Les processus de planification stratégique et de transition déjà entrepris constitueront une grande partie des travaux de la Commission pour le prochain exercice. Cependant, jusqu’à la promulgation de la Loi, la Commission poursuit vigoureusement ses activités, tant sur le plan du traitement des plaintes que sur celui des initiatives proactives, pour réaliser son mandat de promouvoir, de protéger et de faire progresser les droits de la personne dans la province.

En 2007-2008, la Commission traitera les plaintes de manière efficiente et exhaustive, en s’assurant que, lorsque les parties peuvent résoudre leur différend, les règlements sont conformes aux politiques en matière de droits de la personne et à l’intérêt public. Lorsque les modifications énoncées dans la Loi entreront en vigueur, la Commission veillera à ce que les dossiers non résolus qui sont transférés au Tribunal bénéficient dans la mesure du possible de l’expertise du personnel de la Commission en matière de droit, de politique et d’enquête.

La Commission a également entrepris des initiatives d’élaboration de politiques et d’éducation du public pour l’exercice 2007-2008. Elle a publié des documents de consultations et des énoncés de politique sur les droits de la personne et la famille, et elle lancera une campagne pour sensibiliser le public aux droits relatifs à l’état familial. La Commission a également commencé une consultation publique dans toute la province en vue de l’élaboration d’une politique sur les droits de la personne en matière de logement locatif, et elle poursuit ses initiatives sur les problèmes systémiques, notamment son travail avec les services de police et les municipalités pour lutter contre le racisme.

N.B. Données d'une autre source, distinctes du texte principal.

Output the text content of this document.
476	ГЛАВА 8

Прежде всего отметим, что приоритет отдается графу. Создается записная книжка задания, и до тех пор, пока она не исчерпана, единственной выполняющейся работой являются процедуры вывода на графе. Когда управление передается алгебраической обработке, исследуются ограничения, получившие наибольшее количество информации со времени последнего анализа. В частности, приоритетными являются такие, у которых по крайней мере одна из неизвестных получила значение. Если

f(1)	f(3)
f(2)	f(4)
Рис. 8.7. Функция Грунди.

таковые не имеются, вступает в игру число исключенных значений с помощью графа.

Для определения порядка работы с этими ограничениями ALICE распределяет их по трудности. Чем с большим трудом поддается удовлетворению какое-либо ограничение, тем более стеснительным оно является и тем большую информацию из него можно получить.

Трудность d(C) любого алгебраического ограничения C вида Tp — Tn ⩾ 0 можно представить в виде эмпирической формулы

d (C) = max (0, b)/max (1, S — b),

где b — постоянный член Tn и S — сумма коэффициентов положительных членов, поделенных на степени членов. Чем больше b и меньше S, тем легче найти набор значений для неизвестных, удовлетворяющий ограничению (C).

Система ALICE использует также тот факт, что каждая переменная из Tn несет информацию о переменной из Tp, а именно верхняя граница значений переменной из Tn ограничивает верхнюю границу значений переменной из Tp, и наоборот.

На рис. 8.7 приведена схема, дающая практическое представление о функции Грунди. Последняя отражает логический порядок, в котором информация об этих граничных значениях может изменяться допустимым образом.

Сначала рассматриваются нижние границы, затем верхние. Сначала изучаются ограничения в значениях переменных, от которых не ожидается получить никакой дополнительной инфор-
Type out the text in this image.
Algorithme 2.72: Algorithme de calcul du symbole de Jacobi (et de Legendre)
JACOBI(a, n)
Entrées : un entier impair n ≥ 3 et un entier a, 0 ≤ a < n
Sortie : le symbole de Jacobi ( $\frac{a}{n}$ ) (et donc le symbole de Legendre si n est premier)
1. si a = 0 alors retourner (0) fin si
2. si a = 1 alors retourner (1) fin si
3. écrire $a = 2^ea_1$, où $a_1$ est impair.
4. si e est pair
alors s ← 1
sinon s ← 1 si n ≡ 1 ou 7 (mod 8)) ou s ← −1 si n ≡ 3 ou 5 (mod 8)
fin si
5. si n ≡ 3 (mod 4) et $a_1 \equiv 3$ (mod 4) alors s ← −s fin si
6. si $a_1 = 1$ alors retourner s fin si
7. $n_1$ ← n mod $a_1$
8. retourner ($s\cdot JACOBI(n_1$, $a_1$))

Ce type de travail – les vastes campagnes publiques, les consultations et la collaboration visant les mesures de prévention et d’exécution – auront une plus grande envergure lorsque la réforme du système des droits de la personne sera réalisée. La Commission s’est déjà engagée dans cette voie, avec des projets comme l’initiative sur l’accessibilité des restaurants et la plainte déposée par la Commission au sujet des dispositions de la Loi sur l’éducation portant sur la sécurité dans les écoles. La Commission cherchera également de nouvelles façons de réaliser son mandat lorsqu’elle planifiera ses projets futurs. En particulier, elle s’efforcera de faire connaître sa présence et d’offrir ses services de manière plus étendue qu’elle ne pouvait le faire auparavant. Joindre les communautés insuffisamment desservies et considérer de nouveaux domaines d’action sont des aspects essentiels des perspectives d’avenir de la Commission et de la création d’une culture de respect des droits de la personne partout dans la province.


[2]Ibid.
[3] Le processus amélioré de traitement des plaintes, lancé au printemps 2007, était en préparation depuis plus d’un an avant l’adoption de la nouvelle Loi. Pour de plus amples renseignements sur le processus, voir « Gestion des dossiers » sous la rubrique « Plaintes du public pour atteinte aux droits de la personne ».